Plenty of parents have been fed up with Joe Biden's fixation on letting boys into girls' private spaces. But after the rape of one teenage girl in Loudoun County schools and the sexual assault of another, even fewer states are buying the line that the Left's radical transgender policies don't hurt anyone. If anything, it made states like Texas even more motivated to keep the two sexes separate -- like voters demand, and students deserve.
It took four tries, but on Sunday, Lone Star Republicans (and a few Democrats) could finally celebrate the passage of a girls' sports bill almost a year in the making. For members of the Texas House, that meant a draining, 10-hour debate that pit Biden's party against common sense. For State Rep. Valoree Swanson (R) and State Sen. Charles Perry (R), who'd fought tooth and nail for this moment, it was "a long time coming." Getting the bill through the House had been a major challenge this year, thanks to leading Democrats on the Public Education Committee who seemed determined to crush the dreams of female athletes.
This time around, conservatives tried a different approach: sending the bill through the Select Committee on Constitutional Rights, which happened to be chaired by a Republican, state Rep. Trent Ashby. When it looked like this version might actually have a shot, Perry and Swanson raced to capitalize on the special session Governor Greg Abbott (R-Texas) had called. "Moving with haste," Austin reporters noted, Republicans hurried to use the last window of opportunity they might have.

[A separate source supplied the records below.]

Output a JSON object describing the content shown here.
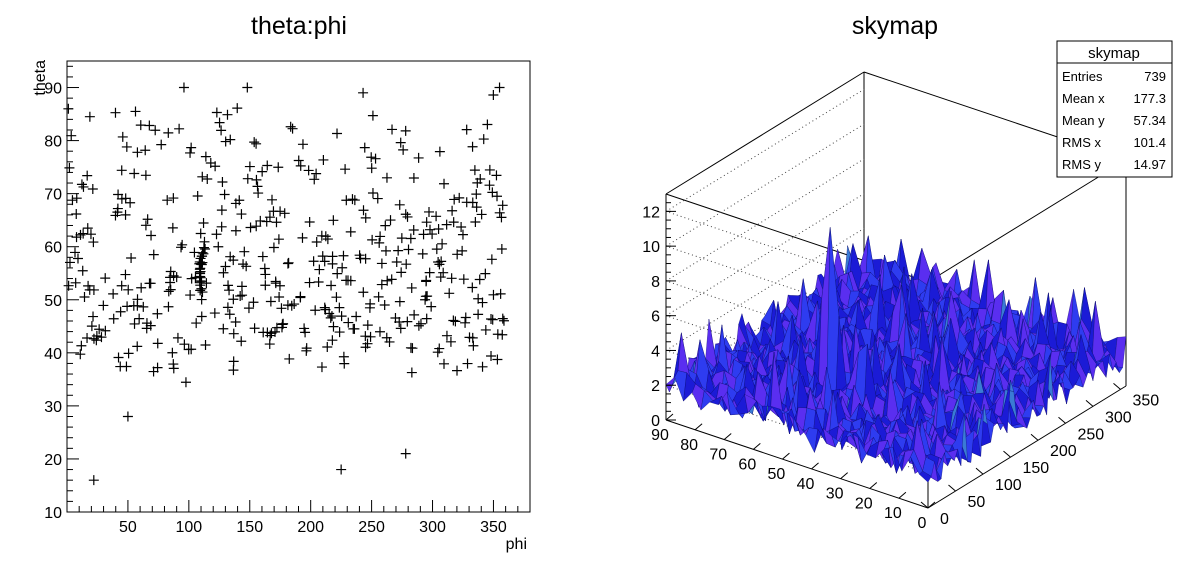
{
  "chart_data": [
    {
      "type": "scatter",
      "title": "theta:phi",
      "xlabel": "phi",
      "ylabel": "theta",
      "xlim": [
        0,
        380
      ],
      "ylim": [
        10,
        95
      ],
      "xticks": [
        50,
        100,
        150,
        200,
        250,
        300,
        350
      ],
      "yticks": [
        10,
        20,
        30,
        40,
        50,
        60,
        70,
        80,
        90
      ],
      "marker": "+",
      "marker_color": "#000000",
      "grid": false,
      "notable_points": [
        {
          "x": 225,
          "y": 18
        },
        {
          "x": 278,
          "y": 21
        },
        {
          "x": 22,
          "y": 16
        },
        {
          "x": 50,
          "y": 28
        },
        {
          "x": 96,
          "y": 90
        },
        {
          "x": 148,
          "y": 90
        },
        {
          "x": 243,
          "y": 89
        },
        {
          "x": 355,
          "y": 90
        }
      ],
      "cluster": {
        "x": 110,
        "y_range": [
          50,
          59
        ]
      },
      "approx_entries": 739
    },
    {
      "type": "surface3d",
      "title": "skymap",
      "x_axis": {
        "range": [
          0,
          360
        ],
        "ticks": [
          0,
          50,
          100,
          150,
          200,
          250,
          300,
          350
        ]
      },
      "y_axis": {
        "range": [
          0,
          90
        ],
        "ticks": [
          0,
          10,
          20,
          30,
          40,
          50,
          60,
          70,
          80,
          90
        ]
      },
      "z_axis": {
        "range": [
          0,
          13
        ],
        "ticks": [
          0,
          2,
          4,
          6,
          8,
          10,
          12
        ]
      },
      "peak": {
        "x": 110,
        "y": 55,
        "z": 11
      },
      "typical_height": [
        1,
        3
      ],
      "palette": [
        "#1b1bd6",
        "#2e3cf0",
        "#5a2ef0",
        "#3a7bd5",
        "#2fd7c7"
      ],
      "grid": true,
      "stats": {
        "title": "skymap",
        "rows": [
          {
            "label": "Entries",
            "value": "739"
          },
          {
            "label": "Mean x",
            "value": "177.3"
          },
          {
            "label": "Mean y",
            "value": "57.34"
          },
          {
            "label": "RMS x",
            "value": "101.4"
          },
          {
            "label": "RMS y",
            "value": "14.97"
          }
        ]
      }
    }
  ]
}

"We need a statewide level playing field," Swanson insisted during a debate that turned intensely emotional. Sticking close to the script, Biden's party argued the bill was a solution to a problem that didn't exist. We should be addressing real issues, Rep. Gina Hinojosa (D) scoffed, "not some boogeyman threat to little girls that doesn't exist." State Rep. Jon Rosenthal (D) piled on, calling it a "non-issue" that's just used "to gin up hate."
By then, Republicans had heard enough. "Our constituents expect us to see problems that are coming and not wait until there's a disaster until everything falls apart, and then try to fix it," Swanson fired back. And, "What about the females that are trying to play sports and compete and get scholarships, and they're forced to play against people that are created differently. Are you thinking about them at all?" Rep. Tony Tinderholt (R) asked Rosenthal. "Are you concerned about them at all, sir?"
Turns out, enough of the assembly was concerned to pass the bill 76-61 (with the help of Democrat Rep. Ryan Guillen) and send it over to the state senate late Friday night. There, in a night-and-day contrast from the other chamber, the two parties skipped debate and voted to advance the legislation 19-12 -- with one Democrat, state Sen. Eddie Lucio, breaking with his party to support it. "A lot of times we say bills are transformational," Perry told reporters afterward. "This is actually one that drew the line in the sand: that biological females should stay with biological females and biological males should stay with biological males." When the media pushed back, arguing that Texas could lose their hosting rights for NCAA championships and other sporting events, Perry said simply, "Sometimes, things are worth more than money."
Abbott obviously agrees. For weeks, he refused to bend on a bill that it was obvious woke members were going to fight him on. After statehouse Democrats fled the Capitol in protest this summer -- eating up more than a month of the legislative clock -- the governor refused to bend, adding the girls' sports issue to the agendas of all three special sessions he's called. As early as April, Abbott pointed out in a Fox News townhall that, "For five years, the University Interscholastic League (UIL) in Texas has had a rule in place prohibiting boys from playing girls in girls' sports. "But the Texas Legislature is working on a bill to codify that, which I will sign."
When he does, it will send a resounding message from America's second largest state (and arguably the biggest where high school and collegiate sports are concerned) that standing up for women's rights and safety matters. If the Left wants to continue sacrificing our daughters on the altar of radical transgenderism, they can pay the political price. It's when they insist there is no problem -- like Democrats in Texas, Virginia, and all across the country have done -- that ensures young women will be the ones paying for it.
Robert Stein, a political science professor at Houston's Rice University, sounded an awful lot like embattled Loudoun County Superintendent Scott Ziegler, when he said, "There's no evidence that there's a problem." But the problem exists all right -- and in too many places, girls have the scars to prove it. How many more young women need to be raped, violated in their locker rooms, knocked off their sports' top standings, or disqualified from scholarships because Democrats want to be "welcoming and affirming?"
Texas just took an important step by telling Democrats, "Hands off our female athletes." Forty more states should be pressured to do the same.